Ficha anestésica digital: el valor del registro continuo de la monitorización en la anestesia veterinaria
La ficha anestésica es el registro periódico de los parámetros vitales del paciente durante la anestesia de perros y gatos. Conozca qué variables documentar, con qué frecuencia y por qué el registro digital y continuo, con tendencias e historial en la nube, aporta valor clínico y médico-legal.

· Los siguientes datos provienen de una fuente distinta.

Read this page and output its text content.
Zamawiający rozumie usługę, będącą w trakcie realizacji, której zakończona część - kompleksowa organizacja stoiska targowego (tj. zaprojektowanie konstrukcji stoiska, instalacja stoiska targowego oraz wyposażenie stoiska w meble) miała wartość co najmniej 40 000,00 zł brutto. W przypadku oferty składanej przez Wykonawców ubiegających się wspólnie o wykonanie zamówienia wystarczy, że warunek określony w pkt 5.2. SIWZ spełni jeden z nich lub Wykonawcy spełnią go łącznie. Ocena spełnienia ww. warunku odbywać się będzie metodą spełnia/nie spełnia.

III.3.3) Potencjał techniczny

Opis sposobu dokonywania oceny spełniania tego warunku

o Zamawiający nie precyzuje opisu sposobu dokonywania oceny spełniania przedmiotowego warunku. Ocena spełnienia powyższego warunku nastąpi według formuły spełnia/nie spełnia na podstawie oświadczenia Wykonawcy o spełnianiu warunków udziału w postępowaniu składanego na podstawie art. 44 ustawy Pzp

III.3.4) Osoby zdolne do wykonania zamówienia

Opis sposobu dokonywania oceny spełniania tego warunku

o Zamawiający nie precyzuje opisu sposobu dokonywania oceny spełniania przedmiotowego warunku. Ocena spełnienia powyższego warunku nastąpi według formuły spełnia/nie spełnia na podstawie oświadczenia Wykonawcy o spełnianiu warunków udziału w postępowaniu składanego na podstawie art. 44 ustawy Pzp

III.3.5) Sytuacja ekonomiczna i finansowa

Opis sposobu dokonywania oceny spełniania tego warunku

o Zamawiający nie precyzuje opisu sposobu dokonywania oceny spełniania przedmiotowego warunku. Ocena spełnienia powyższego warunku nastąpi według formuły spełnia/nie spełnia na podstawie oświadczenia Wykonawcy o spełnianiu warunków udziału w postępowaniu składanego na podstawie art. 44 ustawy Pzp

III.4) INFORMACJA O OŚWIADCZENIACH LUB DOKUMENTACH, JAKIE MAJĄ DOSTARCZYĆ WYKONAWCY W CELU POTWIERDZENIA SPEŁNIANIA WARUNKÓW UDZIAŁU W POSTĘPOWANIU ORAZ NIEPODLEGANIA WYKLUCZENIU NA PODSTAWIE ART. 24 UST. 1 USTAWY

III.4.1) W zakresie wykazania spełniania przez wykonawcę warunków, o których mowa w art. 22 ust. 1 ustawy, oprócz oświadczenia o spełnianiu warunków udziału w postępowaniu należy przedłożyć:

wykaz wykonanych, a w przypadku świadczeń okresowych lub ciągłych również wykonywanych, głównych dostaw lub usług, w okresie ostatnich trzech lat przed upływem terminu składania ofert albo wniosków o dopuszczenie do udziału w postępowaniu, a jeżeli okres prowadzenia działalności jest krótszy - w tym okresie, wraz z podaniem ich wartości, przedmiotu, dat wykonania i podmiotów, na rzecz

La ficha anestésica es el registro periódico y estructurado de los parámetros fisiológicos del paciente, de los fármacos administrados y de los eventos relevantes a lo largo de toda la anestesia de perros y gatos. Las directrices de monitorización anestésica veterinaria recomiendan anotar estos valores a intervalos regulares, tipicamente cada pocos minutos, para que el equipo siga la evolución del animal y no solo el valor aislado de un instante. Registrarlo de forma digital y continua, con tendencias e historial integrados en la nube, convierte esa anotación en una herramienta de detección precoz, trazabilidad y valor médico-legal. La decisión clínica de cómo anestesiar, monitorizar e intervenir es siempre del médico veterinario responsable.
Qué es la ficha anestésica y por qué existe
Durante un procedimiento bajo sedación o anestesia general, el paciente pierde grados variables de reflejos protectores y de la capacidad de compensar alteraciones cardiovasculares y respiratorias. La ficha anestésica es el documento donde el equipo anota, en una línea de tiempo, cómo respondió el perro o el gato en cada etapa: inducción, mantenimiento, estímulos quirúrgicos, ajustes de fármacos y recuperación. Más que una formalidad, es la memoria de lo que ocurrió con ese paciente.
Las directrices de la American College of Veterinary Anesthesia and Analgesia (ACVAA) de 2025 y las directrices de anestesia y monitorización de la AAHA de 2020 para perros y gatos refuerzan que monitorizar y registrar son partes del mismo proceso: el objetivo no es solo observar números en la pantalla, sino documentar la evolución para guiar decisiones. La propia existencia de un registro periódico presupone que la tendencia a lo largo del tiempo aporta más información clínica que cualquier lectura aislada.
Conviene recordar el contexto de riesgo. El estudio CEPSAF, realizado en el Reino Unido con casi 100.000 perros y cerca de 79.000 gatos, estimó un riesgo de muerte relacionada con la anestesia y la sedación de alrededor del 0,17% en perros y del 0,24% en gatos, sustancialmente mayor en pacientes enfermos (ASA 3 a 5). Buena parte de las muertes ocurrió en el posoperatorio, lo que refuerza que la vigilancia estructurada no termina cuando acaba el procedimiento.
Qué parámetros registrar
Las directrices veterinarias organizan la monitorización en torno a cuatro grandes funciones: circulación, oxigenación, ventilación y temperatura, además de la profundidad anestésica y, cuando corresponde, el bloqueo neuromuscular. Trasladado a la ficha anestésica, esto significa anotar de forma periódica los siguientes parámetros.
Circulación: frecuencia cardíaca y calidad del pulso, trazado de ECG (ritmo y morfología) y presión arterial no invasiva (PANI, por oscilometría o Doppler). Oxigenación: saturación periférica de oxígeno (SpO2) por oximetría de pulso, idealmente junto al color de las mucosas. Ventilación: frecuencia respiratoria y, siempre que esté disponible, la capnografía con dióxido de carbono al final de la espiración (ETCO2), considerada el mejor indicador de la ventilación y de la posición del tubo. Temperatura corporal: especialmente relevante en gatos y pacientes pequeños, propensos a la hipotermia. Profundidad anestésica: evaluada clínicamente (posición ocular, tono, reflejos, respuesta al estímulo). Y, de forma transversal, el registro de los fármacos administrados con hora y dosis y de los eventos (intubación, inicio y fin de la cirugía, incidencias, intervenciones).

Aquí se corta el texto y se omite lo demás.